W uczciwości wobec Davidsona istnieją elementy, które są uzasadnione w kontekście. Prawdopodobnie wielu ich klientów przeprowadza ambitne audyty kodu Oracle, nie tracąc czasu na wyeliminowanie z systemów bardziej przyziemnych problemów bezpieczeństwa..

“Zaawansowane Trwałe Zagrożenia” - wykwalifikowane organizacje hakerów próbujące uzyskać dostęp do konkretnych organizacji w celu kradzieży danych - z pewnością są przerażające, ale pod względem liczbowym są o wiele mniej niebezpieczne niż miliony oportunistycznych amatorskich hakerów z automatycznymi narzędziami. Przeprowadzanie tego rodzaju statycznych analiz oprogramowania komercyjnego, gdy nie zastosowano podstawowych środków bezpieczeństwa, przypomina instalowanie pokoju paniki, gdy nie ma jeszcze zamka na drzwiach wejściowych.

Podobnie, prawdopodobnie naprawdę frustrujące i nieprzydatne jest ciągłe przedstawianie tej samej zautomatyzowanej analizy.

Jednak w ujęciu całościowym artykuł ujawnia kilka bardzo przestarzałych pomysłów na temat bezpieczeństwa systemu oraz relacji między programistami a klientami. Doceniam to, że praca Davidsona jest frustrująca, ale użytkownicy starający się zweryfikować bezpieczeństwo oprogramowania, którego używają, nie stanowią problemu. Oto prezydent Security Awareness, Ira Winkler:

“Oracle to bardzo duża i bogata firma, której produkty są szeroko dystrybuowane i wykorzystywane do krytycznych aplikacji. Kropka. Są odpowiedzialni za to, aby ich oprogramowanie było tak mocne, jak to możliwe […] Może być wiele fałszywych wyników pozytywnych i powiązane koszty, ale jest to czynnik [ich sprzedaży] dużej ilości oprogramowania, które ma wielu użytkowników. Jest to koszt prowadzenia działalności gospodarczej. Jestem pewien, że wszystkie firmy produkujące oprogramowanie mają takie same fałszywe raporty. Nie słyszę Microsoft et al. narzekać.”

Jeśli Oracle nie chce ciągle otrzymywać tysięcy problemów wykrytych przez narzędzia bezpieczeństwa statycznego, być może powinny napraw te tysiące problemów. Jeśli denerwują ich ludzie, którzy w kółko zgłaszają te same błędy, może powinni mieć odpowiedni program premiowy za błędy, który ma mechanizmy radzenia sobie z powtarzającymi się problemami. Klienci Oracle domagają się wyższego standardu bezpieczeństwa i nie zawstydzają ichPrawidłowa odpowiedź.
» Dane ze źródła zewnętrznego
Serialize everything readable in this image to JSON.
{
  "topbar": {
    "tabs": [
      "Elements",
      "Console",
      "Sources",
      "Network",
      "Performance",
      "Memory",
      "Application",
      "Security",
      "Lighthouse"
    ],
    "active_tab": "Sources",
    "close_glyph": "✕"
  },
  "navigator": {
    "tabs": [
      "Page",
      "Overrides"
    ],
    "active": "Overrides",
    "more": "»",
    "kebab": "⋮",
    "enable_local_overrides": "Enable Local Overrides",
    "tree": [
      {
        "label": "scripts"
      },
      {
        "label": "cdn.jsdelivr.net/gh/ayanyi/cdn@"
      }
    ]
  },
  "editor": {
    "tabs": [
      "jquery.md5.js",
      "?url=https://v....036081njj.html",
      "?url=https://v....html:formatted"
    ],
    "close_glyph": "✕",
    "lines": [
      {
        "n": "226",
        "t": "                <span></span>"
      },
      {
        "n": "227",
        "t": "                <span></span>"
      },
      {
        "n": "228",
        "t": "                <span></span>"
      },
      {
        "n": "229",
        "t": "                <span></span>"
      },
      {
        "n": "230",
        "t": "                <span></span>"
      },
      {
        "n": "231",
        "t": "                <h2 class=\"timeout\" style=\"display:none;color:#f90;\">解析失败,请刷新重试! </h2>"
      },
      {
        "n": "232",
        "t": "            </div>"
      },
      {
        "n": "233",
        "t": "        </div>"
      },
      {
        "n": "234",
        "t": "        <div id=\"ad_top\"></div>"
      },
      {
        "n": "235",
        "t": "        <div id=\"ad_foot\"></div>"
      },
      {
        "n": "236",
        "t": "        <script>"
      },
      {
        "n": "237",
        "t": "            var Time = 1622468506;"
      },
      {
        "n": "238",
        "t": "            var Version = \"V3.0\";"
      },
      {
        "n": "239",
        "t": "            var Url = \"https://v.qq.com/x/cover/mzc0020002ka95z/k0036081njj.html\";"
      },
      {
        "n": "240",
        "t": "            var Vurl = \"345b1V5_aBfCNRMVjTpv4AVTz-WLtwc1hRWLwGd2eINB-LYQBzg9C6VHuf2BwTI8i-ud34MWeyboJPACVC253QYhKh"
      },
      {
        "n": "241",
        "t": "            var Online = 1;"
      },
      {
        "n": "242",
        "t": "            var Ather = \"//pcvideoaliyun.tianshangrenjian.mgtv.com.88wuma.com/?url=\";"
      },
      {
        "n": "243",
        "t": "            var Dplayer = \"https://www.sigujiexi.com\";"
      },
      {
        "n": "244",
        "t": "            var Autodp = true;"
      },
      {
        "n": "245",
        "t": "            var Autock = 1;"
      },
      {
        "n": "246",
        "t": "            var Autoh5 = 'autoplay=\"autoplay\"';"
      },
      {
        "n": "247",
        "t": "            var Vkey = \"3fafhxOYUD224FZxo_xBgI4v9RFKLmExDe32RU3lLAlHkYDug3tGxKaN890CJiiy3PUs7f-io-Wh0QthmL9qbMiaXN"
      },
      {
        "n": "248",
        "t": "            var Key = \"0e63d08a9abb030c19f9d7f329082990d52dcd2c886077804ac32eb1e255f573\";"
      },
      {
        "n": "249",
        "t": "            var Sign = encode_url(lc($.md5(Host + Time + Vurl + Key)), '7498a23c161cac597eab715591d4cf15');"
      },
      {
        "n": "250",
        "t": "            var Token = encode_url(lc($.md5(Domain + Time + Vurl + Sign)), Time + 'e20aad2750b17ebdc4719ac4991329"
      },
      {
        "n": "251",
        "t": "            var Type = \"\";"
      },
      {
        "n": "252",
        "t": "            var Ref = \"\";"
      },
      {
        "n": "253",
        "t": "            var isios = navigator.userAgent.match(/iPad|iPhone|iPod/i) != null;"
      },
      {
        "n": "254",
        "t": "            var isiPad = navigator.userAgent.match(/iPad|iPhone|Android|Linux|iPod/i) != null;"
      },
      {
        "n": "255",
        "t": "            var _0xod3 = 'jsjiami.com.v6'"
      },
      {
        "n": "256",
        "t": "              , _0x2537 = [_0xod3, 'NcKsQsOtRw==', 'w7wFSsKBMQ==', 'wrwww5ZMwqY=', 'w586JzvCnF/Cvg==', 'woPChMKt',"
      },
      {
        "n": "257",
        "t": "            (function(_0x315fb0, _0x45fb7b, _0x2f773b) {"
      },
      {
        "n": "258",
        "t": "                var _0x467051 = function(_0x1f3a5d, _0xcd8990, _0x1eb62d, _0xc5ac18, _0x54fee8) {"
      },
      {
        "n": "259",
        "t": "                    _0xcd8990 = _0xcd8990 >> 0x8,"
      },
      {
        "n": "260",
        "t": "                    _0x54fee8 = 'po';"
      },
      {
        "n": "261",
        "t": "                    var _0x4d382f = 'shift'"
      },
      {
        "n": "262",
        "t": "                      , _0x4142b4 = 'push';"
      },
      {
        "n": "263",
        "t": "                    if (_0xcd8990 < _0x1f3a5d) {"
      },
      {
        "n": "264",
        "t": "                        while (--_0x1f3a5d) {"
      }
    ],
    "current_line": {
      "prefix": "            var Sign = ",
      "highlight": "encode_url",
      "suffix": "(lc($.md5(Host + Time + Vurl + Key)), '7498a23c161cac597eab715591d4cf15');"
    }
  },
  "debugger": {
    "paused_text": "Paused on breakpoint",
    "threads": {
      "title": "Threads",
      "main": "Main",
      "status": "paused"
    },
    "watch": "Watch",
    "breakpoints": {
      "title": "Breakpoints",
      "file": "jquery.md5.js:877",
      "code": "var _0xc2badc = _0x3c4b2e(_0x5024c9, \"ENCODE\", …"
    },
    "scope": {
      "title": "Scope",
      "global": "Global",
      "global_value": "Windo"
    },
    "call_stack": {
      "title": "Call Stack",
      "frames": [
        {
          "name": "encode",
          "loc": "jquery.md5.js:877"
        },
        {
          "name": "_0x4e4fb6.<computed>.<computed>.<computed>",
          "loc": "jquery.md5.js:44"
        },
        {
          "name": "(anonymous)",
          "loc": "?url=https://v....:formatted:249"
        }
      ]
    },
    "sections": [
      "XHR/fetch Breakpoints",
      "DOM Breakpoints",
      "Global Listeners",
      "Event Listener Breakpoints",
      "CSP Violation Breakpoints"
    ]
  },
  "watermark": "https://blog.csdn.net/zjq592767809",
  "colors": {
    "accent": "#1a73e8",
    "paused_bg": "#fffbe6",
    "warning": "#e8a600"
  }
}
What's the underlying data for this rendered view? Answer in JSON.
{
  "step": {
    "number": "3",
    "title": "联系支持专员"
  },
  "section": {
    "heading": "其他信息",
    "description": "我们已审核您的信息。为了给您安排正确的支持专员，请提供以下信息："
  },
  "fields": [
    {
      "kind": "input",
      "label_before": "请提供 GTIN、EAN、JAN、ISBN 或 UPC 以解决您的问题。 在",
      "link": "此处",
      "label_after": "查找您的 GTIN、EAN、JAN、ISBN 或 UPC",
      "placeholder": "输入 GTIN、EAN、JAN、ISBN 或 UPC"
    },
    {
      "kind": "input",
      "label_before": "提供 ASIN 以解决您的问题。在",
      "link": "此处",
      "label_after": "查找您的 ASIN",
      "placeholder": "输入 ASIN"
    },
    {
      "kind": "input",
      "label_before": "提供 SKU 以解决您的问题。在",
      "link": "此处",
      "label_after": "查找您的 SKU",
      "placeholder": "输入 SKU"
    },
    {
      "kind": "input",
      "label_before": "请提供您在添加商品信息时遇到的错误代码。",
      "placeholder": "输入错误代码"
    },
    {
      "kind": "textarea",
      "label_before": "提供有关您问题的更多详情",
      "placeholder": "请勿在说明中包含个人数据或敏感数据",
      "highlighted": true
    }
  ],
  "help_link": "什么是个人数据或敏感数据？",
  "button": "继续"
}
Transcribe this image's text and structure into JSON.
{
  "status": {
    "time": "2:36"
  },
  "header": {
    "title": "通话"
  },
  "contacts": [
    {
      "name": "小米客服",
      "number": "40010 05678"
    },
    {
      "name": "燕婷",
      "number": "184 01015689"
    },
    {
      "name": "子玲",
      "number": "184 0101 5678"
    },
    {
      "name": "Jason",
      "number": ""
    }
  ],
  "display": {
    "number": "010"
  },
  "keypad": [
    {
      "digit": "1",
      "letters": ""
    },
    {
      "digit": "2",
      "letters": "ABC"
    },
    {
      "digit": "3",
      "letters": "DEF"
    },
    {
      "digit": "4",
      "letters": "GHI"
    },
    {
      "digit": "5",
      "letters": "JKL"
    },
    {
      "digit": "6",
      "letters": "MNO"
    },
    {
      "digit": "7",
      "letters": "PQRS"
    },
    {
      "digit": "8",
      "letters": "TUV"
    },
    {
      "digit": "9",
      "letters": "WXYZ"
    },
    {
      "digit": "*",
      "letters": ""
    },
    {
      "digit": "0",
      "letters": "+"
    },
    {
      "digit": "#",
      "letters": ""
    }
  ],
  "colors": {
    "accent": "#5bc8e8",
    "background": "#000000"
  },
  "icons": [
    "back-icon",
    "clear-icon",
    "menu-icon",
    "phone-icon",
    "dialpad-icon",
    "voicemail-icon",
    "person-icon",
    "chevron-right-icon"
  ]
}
Mimo że Oracle zdjął i ogólnie nie zgadzał się z tym postem, jego napisanie w ogóle ujawnia głęboko błędną kulturę bezpieczeństwa w Oracle. Podejście Oracle do bezpieczeństwa stawia na pierwszym miejscu ochronę ich własności intelektualnej przed bezpieczeństwem i spokojem klientów - a jeśli powierzysz oprogramowanie Oracle krytycznym informacjom, to powinno cię wystraszyć bejeezus.

Co myślisz? Czy martwi Cię filozofia bezpieczeństwa Oracle? Czy uważasz, że Davidson jest traktowany zbyt surowo? Daj nam znać w komentarzach!




Jeszcze bez komentarzy

O nowoczesnej technologii, prostej i niedrogiej.
Twój przewodnik w świecie nowoczesnych technologii. Dowiedz się, jak korzystać z technologii i gadżetów, które nas otaczają każdego dnia i dowiedz się, jak odkrywać ciekawe rzeczy w Internecie.